Stella lo vedeva come una specie di adorabile canaglia. Non riusciva a contraddirlo. Non era capace di contrastarlo in nessun modo, non era possibile, perché ormai si era arresa, spingendo così a fondo l'identificazione da sentirsi incompleta senza di lui. Capiva cosa stava succedendo, si stava innamorando, e non voleva fermarsi. Non poteva, mi disse. Per questo non si oppose al suo furto, perché aveva assunto lo stesso atteggiamento di sprezzo del pericolo di Edgar e lo aveva razionalizzato. Qualche giorno dopo, quando lui le chiese dei soldi, gli diede tutto quello che aveva nel borsellino.

Aveva perso il controllo. Non si controlla un innamoramento, mi disse, non è possibile. E la divertiva che fosse potuto accadere in questo modo, con quest'uomo. Un paziente. Un paziente che lavorava nell'orto. Stella, le dissi, non potevi fare una scelta più scriteriata. La verità, mi rispose, è che non ho scelto affatto.
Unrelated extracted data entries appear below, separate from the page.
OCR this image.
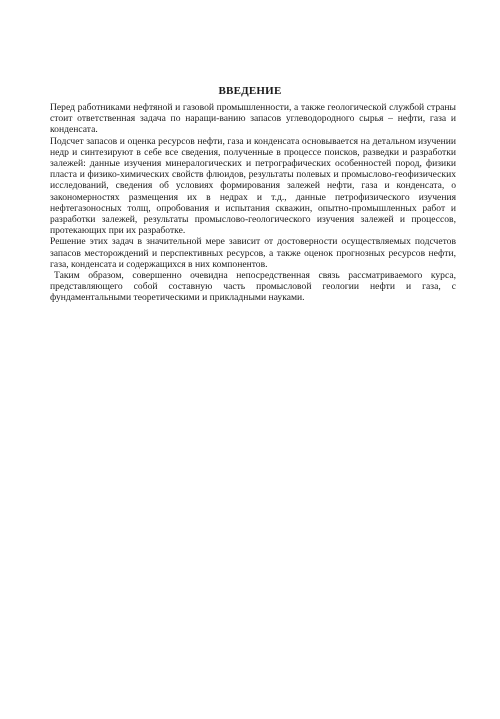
ВВЕДЕНИЕ

Перед работниками нефтяной и газовой промышленности, а также геологической службой страны стоит ответственная задача по наращи-ванию запасов углеводородного сырья – нефти, газа и конденсата.

Подсчет запасов и оценка ресурсов нефти, газа и конденсата основывается на детальном изучении недр и синтезируют в себе все сведения, полученные в процессе поисков, разведки и разработки залежей: данные изучения минералогических и петрографических особенностей пород, физики пласта и физико-химических свойств флюидов, результаты полевых и промыслово-геофизических исследований, сведения об условиях формирования залежей нефти, газа и конденсата, о закономерностях размещения их в недрах и т.д., данные петрофизического изучения нефтегазоносных толщ, опробования и испытания скважин, опытно-промышленных работ и разработки залежей, результаты промыслово-геологического изучения залежей и процессов, протекающих при их разработке.

Решение этих задач в значительной мере зависит от достоверности осуществляемых подсчетов запасов месторождений и перспективных ресурсов, а также оценок прогнозных ресурсов нефти, газа, конденсата и содержащихся в них компонентов.

Таким образом, совершенно очевидна непосредственная связь рассматриваемого курса, представляющего собой составную часть промысловой геологии нефти и газа, с фундаментальными теоретическими и прикладными науками.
A casa cercava di funzionare nel modo più normale possibile, ma era come se fosse da un'altra parte. A poco a poco, le sue giornate cominciarono a concentrarsi sul momento in cui, sempre più eccitata, aspettava al buio nel capanno del cricket di sentire gli scarponi di Edgar che si arrampicava sul muro, e da lì sul tetto della rimessa, per poi infilarsi nella finestrella e saltare sul pavimento. Poi veniva verso di lei con un sorrisetto, verso di lei che lo aspettava, pronta per lui, sulle coperte, e le si gettava addosso, e lei si perdeva completamente mentre lo cercava, mentre sentiva le sue mani forti sul suo corpo. Oh, sì, lo amava.

Chissà.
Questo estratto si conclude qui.